Mine's google.It picks up pages pretty quick.And i get a lot of hits from there.Although a lot of hits don't result in a lot of sales.But visitors once can also come back and if they find something interesting they'll go for it.Long live google  .


----------



## COEDS (Oct 4, 2006)

I like Google alot, but have been using good search.com because my neice has a dog rescue and she gets a penney a click. ............. Jb


----------



## Chido01 (Sep 1, 2005)

I like using Google and Yahoo; the latter gives more image results, I think.


----------



## Solmu (Aug 15, 2005)

To me that's like asking "What's your favourite oxygen?"... there's a choice?!

There was a time when the question made sense (and the answer for me was AltaVista, until Savvy Search started up), but personally I don't think it does anymore.


----------



## Prasanna16 (Nov 29, 2013)

Google is my favorite search engine.


----------



## Logomotive (Sep 8, 2012)

Google by far


----------



## tiger24 (Jan 11, 2009)

I am all about Google as well BUT recently I have noticed the site has been down sporadically (3-5 minutes at a time)?
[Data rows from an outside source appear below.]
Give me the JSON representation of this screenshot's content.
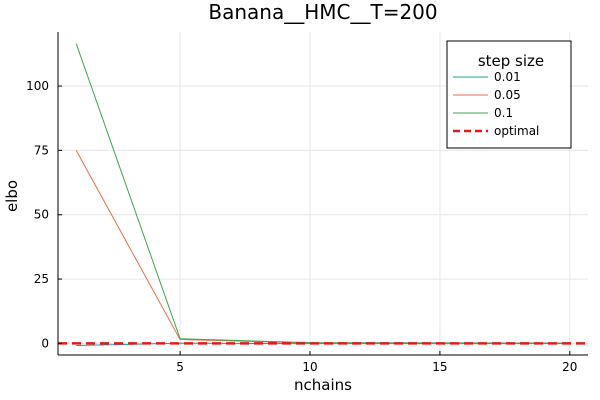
{
  "chart_data": {
    "type": "line",
    "title": "Banana__HMC__T=200",
    "xlabel": "nchains",
    "ylabel": "elbo",
    "xlim": [
      0.3,
      20.7
    ],
    "ylim": [
      -4.5,
      121
    ],
    "xticks": [
      5,
      10,
      15,
      20
    ],
    "yticks": [
      0,
      25,
      50,
      75,
      100
    ],
    "grid": true,
    "legend_title": "step size",
    "legend_position": "top-right",
    "series": [
      {
        "name": "0.01",
        "color": "#1a9fa9",
        "x": [
          1,
          5,
          10,
          15,
          20
        ],
        "y": [
          -0.8,
          0.1,
          -0.1,
          -0.1,
          -0.1
        ]
      },
      {
        "name": "0.05",
        "color": "#e26f46",
        "x": [
          1,
          5,
          10,
          15,
          20
        ],
        "y": [
          75,
          1.5,
          0.2,
          0.1,
          0.1
        ]
      },
      {
        "name": "0.1",
        "color": "#3da44d",
        "x": [
          1,
          5,
          10,
          15,
          20
        ],
        "y": [
          116.5,
          1.8,
          0.3,
          0.2,
          0.1
        ]
      }
    ],
    "reference_line": {
      "name": "optimal",
      "y": 0,
      "color": "#e31a1c",
      "style": "dashed"
    }
  }
}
I would click my Google shortcut and the page doesn't load but then I hit another website and it loads instantly.

I had to Bing it those few times, yuck.


----------



## nenemott (Sep 23, 2007)

I go between firefox and google, but actually pfrefer google, it downloads faster


----------



## strike3sports (Jun 24, 2013)

Google Baby!!


----------



## BidsMaven (Sep 23, 2011)

Google all the way!


----------



## codyjoe (May 6, 2013)

I'm gonna throw a wrench into the mix and go with the #2 search engine on the web, it's also owned by Google. Any guesses?

YouTube!


----------



## Outlier (Nov 24, 2013)

Bing has really good image search results and gives the image size before clicking the picture so I like that.


----------



## firekrewz (Dec 16, 2013)

google for sure.


----------



## tristanphillips (Dec 28, 2013)

Google went dark for 5 minutes and 40% of internet traffic dropped off. 
Without a doubt Google is the TOP


----------



## benagain (Jan 7, 2010)

i like chrome


----------